In the past year, I found a short elementary proof of Conjecture 6 on this website on bohemian matrices which is currently still marked as “open”.

Bohemian matrices are just matrices with all entries being integers.

The conjecture states that the number $a (n)$ of nilpotent matrices with entries in ${0, 1, 2}$ and of dimension $n \times n$ is equal to the definition of the sequence A188457 of the OEIS.

A nilpotent matrix is a matrix $A$ such that there exists a natural number $k$ such that $A^{k} = 0$ .

According to a recent comment on the OEIS (from February 2021), the sequence A188457 is equal to the number of labeled acyclic $2$ -multidigraphs with $n$ vertices.

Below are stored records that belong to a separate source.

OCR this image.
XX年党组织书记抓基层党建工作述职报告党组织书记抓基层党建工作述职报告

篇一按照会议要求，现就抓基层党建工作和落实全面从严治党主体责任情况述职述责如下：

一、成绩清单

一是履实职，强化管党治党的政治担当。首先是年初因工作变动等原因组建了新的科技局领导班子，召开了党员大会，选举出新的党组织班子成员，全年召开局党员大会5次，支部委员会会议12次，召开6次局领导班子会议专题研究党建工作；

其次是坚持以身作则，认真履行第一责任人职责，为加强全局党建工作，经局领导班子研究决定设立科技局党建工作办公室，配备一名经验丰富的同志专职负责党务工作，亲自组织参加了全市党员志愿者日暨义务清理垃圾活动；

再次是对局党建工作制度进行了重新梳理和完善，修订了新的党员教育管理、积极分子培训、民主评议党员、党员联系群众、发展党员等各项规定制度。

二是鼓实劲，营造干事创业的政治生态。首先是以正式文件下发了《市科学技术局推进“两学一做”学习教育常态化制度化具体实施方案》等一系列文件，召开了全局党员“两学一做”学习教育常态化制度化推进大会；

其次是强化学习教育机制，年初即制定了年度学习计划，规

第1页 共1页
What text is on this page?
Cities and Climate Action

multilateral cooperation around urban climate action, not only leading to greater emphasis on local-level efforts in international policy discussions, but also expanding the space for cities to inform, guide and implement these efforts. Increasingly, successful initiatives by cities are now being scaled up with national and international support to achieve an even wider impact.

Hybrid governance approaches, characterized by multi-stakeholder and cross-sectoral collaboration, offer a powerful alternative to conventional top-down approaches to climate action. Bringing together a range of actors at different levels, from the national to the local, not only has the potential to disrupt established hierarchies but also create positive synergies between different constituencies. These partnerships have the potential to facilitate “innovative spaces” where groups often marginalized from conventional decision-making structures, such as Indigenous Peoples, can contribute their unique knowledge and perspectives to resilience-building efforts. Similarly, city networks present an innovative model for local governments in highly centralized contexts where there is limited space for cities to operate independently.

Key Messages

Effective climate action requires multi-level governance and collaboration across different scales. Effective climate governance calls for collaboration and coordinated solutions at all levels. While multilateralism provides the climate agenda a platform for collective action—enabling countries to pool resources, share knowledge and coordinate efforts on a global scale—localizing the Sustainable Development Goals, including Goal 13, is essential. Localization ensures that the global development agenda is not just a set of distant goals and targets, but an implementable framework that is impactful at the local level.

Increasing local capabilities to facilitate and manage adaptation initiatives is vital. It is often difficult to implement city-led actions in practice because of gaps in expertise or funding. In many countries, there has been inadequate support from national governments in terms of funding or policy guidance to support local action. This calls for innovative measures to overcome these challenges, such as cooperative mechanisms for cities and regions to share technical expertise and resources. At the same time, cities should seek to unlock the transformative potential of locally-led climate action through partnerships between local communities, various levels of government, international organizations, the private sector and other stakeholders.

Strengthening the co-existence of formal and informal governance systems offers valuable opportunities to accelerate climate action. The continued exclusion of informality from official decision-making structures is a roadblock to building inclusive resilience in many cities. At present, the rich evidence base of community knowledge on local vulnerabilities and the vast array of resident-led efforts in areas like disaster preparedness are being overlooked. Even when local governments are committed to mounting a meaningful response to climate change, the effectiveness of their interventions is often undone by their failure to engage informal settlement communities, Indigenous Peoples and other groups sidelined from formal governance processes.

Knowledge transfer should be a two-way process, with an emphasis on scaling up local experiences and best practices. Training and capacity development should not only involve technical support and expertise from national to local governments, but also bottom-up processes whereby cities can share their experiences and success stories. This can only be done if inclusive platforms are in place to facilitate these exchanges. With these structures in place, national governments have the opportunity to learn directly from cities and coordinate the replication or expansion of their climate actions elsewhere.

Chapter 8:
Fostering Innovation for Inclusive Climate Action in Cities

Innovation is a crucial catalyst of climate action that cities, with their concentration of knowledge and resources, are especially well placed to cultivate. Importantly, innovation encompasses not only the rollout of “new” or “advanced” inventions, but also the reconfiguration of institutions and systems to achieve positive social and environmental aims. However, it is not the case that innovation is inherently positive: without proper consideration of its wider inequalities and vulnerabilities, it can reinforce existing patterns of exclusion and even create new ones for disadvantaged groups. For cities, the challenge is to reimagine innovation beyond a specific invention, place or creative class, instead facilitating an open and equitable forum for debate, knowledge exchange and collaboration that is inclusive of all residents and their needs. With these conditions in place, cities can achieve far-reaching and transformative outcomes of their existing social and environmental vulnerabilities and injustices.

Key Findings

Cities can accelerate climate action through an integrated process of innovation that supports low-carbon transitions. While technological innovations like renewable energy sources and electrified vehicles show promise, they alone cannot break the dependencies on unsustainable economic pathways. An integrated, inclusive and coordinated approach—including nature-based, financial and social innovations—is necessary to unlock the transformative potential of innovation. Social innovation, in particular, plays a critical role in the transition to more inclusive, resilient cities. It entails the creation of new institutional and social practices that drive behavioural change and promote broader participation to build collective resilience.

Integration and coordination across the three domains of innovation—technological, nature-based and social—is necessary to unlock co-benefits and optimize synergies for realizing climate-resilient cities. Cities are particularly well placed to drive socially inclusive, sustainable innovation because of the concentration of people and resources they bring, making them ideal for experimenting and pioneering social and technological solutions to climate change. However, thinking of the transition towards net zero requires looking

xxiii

A digraph is a graph with directed edges and a $2$ -multidigraph allows for up to $2$ directed edges with same source and target, i.e. it allows for up to $2$ parallel edges.

To prove the conjecture, we prove a bijective correspondence between nilpotent matrices with entries in ${0, 1, \dots, p}$ and of dimension $n \times n$ on the one hand and labeled acyclic $p$ -multidigraphs with $n$ vertices on the other hand. Conjecture $6$ is then covered by the special case $p = 2$ .

The correspondence which we want to prove is given by adjacency matrices and we can see that as follows: Let $A$ be an adjacency matrix of a $p$ -multidigraph $D$ whose vertices are labeled with the numbers $1, \dots, n$ .

A $p$ -multidigraph corresponds to an adjacency matrix with entries in ${0, 1, \dots, p}$ .

Now, consider a natural power $A^{k}$ . The entry with indices $(i, j)$ of $A^{k}$ counts the number of walks from $i$ to $j$ with exactly $k$ steps (proof).

So $A$ is nilpotent if and only if the corresponding multidigraph, $D$ , doesn’t contain any walks for some fixed length $K \in N$ . But this is equivalent to the multidigraph, $D$ , being acyclic which finishes the proof.

Note that the special case $p = 1$ of our proof also covers Conjecture 1 on the same website.